I was reading "Smarter Investing in Any Economy: The Definitive Guide to Relative Strength Investing" by Michael Carr and he tested several measures of relative strength on many Fidelity Select sector funds. He found that a normalized moving average crossover on a weekly time frame worked well for measuring the relative strength of the funds. I setup a spreadsheet that uses the 8 week and 15 week simple moving crossover on 40 Fidelity Select sector funds and then ranks them. I don't really prefer to trade this way because of the inherent lag induced by the simple moving averages. You can often end up exiting positions during significant retracements.
Instead of using the relative strength to determine which funds were behaving the "best", I was thinking I could use it to determine market participation and whether there was strength behind the move. I setup a column in my spreadsheet to determine the percentage of the 40 funds that had an 8 week simple moving average above their 15 week simple moving average. When the reading was near 100%, I knew that almost all sectors were participating in the up trend. When the reading was near 0%, I knew all sectors were participating in the down trend. Of course you can optimize the moving average lengths to improve the indicator, but the overall goal is to understand the market breadth. Usually, as an up trend continues there is less and less participation until finally the strength collapses and a down trend initiates. This indicator can sometimes tell you when this occurs.
Obviously, this is just an idea right now and more research is need to see if it would be useful. I think one of the best ways to use it would be to determine when to enter longs and when to enter shorts. If the indicator is greater than some percentage, you could look for long entries. The opposite could work for short entries. Combining this indicator with a short term oscillator may yield an interesting strategy for swing trading the markets and entering on a pull back. This type of market breadth indicator may also help you avoid those times when the market is range bound if the percentages are near 50%.
Another useful way to use the indicator is to apply classical sector analysis theory.
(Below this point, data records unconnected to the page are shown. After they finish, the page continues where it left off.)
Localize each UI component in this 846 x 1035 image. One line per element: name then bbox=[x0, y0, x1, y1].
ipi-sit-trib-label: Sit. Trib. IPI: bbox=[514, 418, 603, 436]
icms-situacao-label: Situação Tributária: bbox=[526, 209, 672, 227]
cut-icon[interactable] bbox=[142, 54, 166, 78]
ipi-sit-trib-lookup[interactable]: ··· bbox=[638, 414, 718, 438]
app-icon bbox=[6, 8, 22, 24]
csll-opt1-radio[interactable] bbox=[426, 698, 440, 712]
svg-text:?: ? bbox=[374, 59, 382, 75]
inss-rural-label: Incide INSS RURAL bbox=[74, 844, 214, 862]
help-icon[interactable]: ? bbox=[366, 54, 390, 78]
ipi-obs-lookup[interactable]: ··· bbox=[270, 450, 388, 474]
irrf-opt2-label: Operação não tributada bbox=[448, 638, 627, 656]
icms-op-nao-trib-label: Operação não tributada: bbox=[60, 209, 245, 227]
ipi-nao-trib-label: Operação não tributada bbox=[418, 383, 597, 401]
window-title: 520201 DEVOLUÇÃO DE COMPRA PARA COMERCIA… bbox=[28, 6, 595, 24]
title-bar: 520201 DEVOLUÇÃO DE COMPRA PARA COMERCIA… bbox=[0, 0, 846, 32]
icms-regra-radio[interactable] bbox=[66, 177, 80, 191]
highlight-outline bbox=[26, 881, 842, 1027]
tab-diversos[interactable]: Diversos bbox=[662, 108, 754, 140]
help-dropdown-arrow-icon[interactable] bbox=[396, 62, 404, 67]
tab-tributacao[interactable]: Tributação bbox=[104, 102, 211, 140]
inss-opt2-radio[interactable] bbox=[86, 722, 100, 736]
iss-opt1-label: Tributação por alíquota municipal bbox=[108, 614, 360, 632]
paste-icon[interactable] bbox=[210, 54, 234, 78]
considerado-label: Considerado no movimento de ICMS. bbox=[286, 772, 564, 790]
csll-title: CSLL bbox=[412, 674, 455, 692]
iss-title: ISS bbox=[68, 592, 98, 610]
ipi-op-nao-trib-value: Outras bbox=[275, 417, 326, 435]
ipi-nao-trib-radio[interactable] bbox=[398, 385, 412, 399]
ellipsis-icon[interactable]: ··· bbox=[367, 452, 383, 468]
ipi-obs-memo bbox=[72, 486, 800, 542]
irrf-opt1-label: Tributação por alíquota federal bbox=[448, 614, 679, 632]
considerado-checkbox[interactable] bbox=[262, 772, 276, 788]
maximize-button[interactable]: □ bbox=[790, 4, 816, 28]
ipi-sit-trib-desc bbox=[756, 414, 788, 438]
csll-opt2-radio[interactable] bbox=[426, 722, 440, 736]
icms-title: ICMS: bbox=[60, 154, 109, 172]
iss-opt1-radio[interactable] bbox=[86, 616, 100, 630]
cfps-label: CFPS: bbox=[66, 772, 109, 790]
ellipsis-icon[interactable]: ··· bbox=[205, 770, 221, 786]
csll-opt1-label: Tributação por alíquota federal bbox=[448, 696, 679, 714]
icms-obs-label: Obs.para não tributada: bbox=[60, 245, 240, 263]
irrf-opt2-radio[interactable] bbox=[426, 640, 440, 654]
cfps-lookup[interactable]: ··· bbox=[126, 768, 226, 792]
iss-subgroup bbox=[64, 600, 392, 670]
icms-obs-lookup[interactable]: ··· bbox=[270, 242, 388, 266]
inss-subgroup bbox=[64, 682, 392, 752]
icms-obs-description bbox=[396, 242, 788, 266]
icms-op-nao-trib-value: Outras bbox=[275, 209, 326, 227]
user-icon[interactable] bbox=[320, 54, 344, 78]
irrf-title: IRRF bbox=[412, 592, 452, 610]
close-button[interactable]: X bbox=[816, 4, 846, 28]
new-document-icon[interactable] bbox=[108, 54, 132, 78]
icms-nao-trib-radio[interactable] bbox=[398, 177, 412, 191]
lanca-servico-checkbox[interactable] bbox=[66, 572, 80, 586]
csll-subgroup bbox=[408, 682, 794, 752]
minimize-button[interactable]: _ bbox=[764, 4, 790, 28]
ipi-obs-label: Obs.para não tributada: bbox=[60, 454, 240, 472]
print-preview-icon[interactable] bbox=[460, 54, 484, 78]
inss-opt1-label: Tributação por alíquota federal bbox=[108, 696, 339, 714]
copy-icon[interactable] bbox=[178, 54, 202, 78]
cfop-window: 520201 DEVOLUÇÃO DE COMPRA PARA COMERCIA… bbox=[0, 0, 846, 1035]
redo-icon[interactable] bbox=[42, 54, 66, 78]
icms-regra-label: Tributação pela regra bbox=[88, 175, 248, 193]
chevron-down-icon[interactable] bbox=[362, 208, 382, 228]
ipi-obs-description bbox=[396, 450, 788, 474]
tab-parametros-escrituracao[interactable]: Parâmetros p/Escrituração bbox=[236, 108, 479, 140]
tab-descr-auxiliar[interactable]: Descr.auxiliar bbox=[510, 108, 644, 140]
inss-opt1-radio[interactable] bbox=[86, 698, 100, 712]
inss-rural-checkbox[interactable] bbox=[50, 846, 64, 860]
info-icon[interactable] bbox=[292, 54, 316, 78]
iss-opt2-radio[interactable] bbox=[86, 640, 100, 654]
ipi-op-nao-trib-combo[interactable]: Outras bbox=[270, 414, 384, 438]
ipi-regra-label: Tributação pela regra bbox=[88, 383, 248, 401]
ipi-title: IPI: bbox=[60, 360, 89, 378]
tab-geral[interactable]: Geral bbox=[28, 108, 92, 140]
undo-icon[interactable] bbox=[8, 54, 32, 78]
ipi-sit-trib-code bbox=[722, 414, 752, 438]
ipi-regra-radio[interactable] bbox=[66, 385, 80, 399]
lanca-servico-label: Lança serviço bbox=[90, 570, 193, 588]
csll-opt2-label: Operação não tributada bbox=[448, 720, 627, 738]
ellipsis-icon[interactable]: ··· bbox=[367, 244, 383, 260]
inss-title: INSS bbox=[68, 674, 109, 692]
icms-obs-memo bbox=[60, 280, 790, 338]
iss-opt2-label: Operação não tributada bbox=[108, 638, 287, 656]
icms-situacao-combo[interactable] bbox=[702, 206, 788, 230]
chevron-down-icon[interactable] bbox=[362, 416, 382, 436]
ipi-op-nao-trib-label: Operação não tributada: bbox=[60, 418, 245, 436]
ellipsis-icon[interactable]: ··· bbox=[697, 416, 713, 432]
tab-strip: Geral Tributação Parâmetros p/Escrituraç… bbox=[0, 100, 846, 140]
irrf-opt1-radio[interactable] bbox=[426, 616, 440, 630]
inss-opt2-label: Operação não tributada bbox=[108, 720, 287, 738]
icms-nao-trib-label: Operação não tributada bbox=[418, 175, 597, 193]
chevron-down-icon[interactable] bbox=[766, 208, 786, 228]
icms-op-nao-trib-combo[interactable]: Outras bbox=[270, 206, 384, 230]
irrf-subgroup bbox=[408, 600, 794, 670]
You can use the measure to see if most of the up-trending sectors are defensive (utilities, healthcare, defense) or offensive (technology, materials, consumer discretionary). Also, if we are beginning a new bull market uptrend, you could see which sectors are doing well to determine if there is new leadership and good sector rotation. In the Carr book, he develops a strategy to always be long the market by pick the best few sectors, which can result in large drawdowns during times like the 2008 financial crisis where everything is going down. You could use this indicator to determine when to exit all longs and be entirely in cash, or perhaps entering a bearish fund to capitalize on the downturn. I am sure there are plenty of other ways to use this indicator, but I am sure you are starting to get the idea how this market breadth indicator could be useful.
One final thought, I am not sure if the individual sector moving average cross over would be much different from the composite behavior of a moving average crossover on an index. I believe there would certainly be a difference if you were to setup the same moving average cross over count on the individual component stocks of the Russell 2000 index and compared it to a moving average cross over on the index itself. This idea could also be applied to any trend indicator too, not just a moving average cross over.